Research by De Rooij and Buurman reveals that although intervention by a community care registered nurse does not reduce the loss of functions experienced by elderly people, it does lead to fewer deaths among this group. The researchers monitored a large group of elderly people who had been admitted to hospital with an acute illness. On being discharged, half of them were given regular after-care and the other half were cared for through a Transmural Bridging Care programme, in which a geriatric team from the hospital and the community care registered nurse played an important role.
The community care registered nurses in the care programme were introduced to elderly patients while they were still in hospital. On being discharged, the community care registered nurses made several home visits to patients to discuss their health and ask about more practical matters such as essential aids around the home, medication and contact with the GP and home care service.
Considerably fewer members of the group receiving care from the Transmural Bridging Care programme died than in the control group receiving regular after-care. De Rooij: ‘The information that patients are given on being discharged from hospital can be overwhelming and many of them do not know exactly what they are supposed to do when they get home. Seeing a community care registered nurse gives them an opportunity to ask any questions they may have about changes to their medication, for example. This research shows that a district nurse can make all the difference.’

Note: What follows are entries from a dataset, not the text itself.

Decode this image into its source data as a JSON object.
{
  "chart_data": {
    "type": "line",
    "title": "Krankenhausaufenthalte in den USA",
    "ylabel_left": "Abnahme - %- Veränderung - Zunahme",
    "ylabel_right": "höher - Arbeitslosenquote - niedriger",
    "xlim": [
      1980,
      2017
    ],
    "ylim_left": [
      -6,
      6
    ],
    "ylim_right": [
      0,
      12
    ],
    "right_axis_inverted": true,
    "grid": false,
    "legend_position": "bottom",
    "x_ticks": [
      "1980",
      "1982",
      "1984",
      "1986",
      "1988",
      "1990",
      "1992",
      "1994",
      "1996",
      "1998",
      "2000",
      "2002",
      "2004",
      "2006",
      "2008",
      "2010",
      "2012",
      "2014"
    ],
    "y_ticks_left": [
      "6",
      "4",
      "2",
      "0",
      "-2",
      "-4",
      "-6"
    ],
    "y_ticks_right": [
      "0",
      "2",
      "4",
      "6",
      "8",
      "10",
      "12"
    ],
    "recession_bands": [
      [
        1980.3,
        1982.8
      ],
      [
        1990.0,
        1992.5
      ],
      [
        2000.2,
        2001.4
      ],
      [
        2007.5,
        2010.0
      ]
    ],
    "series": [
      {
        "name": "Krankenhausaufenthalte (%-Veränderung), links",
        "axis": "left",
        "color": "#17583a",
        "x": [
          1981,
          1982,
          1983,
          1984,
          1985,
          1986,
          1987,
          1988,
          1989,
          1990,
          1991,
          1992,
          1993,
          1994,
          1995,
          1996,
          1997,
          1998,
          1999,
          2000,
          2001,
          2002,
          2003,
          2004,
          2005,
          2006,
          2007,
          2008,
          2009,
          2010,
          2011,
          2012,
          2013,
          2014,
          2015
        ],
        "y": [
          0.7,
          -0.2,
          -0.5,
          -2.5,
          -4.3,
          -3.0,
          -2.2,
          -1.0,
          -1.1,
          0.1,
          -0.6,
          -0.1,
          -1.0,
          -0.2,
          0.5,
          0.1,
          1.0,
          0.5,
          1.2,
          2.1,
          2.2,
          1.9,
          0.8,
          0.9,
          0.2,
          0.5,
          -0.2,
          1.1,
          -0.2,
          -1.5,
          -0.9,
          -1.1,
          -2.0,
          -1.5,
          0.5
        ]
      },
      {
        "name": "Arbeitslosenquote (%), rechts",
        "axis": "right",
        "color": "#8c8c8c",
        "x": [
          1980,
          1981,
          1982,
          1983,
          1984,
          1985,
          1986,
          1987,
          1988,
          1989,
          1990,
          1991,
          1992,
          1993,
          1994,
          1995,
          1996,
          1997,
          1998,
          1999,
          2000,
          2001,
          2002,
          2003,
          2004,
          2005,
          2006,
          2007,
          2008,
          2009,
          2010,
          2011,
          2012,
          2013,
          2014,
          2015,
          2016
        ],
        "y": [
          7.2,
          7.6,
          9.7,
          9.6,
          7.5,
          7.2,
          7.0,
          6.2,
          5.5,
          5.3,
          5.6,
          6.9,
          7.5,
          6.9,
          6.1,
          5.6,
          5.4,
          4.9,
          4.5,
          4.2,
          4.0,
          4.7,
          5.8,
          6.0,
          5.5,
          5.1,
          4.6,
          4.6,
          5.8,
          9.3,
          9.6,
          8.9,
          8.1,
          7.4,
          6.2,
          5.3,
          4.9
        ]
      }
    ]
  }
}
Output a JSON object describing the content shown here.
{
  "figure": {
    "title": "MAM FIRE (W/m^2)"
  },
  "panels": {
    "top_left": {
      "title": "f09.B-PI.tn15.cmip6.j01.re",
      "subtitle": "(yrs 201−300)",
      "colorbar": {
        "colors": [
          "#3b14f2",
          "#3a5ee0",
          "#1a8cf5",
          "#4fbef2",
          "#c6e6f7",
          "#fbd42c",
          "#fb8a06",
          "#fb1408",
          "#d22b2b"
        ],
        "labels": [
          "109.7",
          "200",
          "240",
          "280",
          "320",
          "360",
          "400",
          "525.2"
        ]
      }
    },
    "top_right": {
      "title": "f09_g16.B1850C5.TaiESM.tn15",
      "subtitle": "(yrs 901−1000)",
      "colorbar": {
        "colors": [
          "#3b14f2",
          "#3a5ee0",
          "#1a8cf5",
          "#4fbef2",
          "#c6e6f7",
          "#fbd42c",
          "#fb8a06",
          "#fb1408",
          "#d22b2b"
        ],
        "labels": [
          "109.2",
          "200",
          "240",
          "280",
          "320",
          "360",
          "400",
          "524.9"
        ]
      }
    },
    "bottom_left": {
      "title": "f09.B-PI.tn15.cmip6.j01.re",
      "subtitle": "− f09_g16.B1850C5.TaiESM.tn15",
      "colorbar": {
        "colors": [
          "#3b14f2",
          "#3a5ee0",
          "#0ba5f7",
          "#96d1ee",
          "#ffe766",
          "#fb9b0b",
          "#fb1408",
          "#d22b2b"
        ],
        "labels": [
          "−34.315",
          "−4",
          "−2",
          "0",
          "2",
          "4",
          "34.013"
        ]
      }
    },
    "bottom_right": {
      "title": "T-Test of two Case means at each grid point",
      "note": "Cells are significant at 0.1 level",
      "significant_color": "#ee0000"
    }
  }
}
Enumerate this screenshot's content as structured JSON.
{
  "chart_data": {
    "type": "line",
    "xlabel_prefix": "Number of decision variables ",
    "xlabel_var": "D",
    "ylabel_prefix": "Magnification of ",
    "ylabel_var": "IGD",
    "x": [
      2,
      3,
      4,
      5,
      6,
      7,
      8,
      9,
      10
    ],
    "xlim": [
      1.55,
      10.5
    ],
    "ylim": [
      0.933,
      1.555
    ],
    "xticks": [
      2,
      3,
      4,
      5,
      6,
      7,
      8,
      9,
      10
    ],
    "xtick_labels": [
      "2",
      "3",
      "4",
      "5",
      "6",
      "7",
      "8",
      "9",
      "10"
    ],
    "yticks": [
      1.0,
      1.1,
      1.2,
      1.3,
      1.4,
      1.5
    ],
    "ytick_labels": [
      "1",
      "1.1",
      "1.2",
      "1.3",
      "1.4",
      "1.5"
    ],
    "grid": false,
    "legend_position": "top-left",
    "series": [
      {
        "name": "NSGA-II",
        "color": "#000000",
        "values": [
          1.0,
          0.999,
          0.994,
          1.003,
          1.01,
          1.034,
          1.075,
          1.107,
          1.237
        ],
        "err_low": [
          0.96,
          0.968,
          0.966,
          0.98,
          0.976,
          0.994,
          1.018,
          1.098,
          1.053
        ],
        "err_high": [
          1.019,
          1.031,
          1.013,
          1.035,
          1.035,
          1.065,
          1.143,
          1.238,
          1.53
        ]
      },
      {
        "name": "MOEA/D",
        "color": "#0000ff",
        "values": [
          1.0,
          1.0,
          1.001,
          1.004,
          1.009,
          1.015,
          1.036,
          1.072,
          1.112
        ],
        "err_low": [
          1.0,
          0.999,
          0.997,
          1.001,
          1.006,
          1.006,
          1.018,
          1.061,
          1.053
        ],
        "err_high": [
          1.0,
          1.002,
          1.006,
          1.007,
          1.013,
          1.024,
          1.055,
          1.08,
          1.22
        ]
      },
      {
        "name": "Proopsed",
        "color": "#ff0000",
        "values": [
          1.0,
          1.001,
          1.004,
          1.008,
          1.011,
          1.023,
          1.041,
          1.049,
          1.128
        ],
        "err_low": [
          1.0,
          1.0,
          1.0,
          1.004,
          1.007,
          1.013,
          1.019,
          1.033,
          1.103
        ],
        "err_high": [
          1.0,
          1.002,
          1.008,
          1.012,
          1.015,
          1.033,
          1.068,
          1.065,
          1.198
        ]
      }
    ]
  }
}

At present, 25 hospitals in the Netherlands are running the care programme. Several healthcare insurers have also included the programme in their procurement guide. De Rooij will conduct a follow-up study among patients from the UMCG, the Martini Hospital, the Ommerlander Hospital Group (OZG) and a number of other hospitals.
Transmural Bridging Care is part of the National Geriatric Care Programme, a government programme aimed at improving the healthcare for frail elderly people.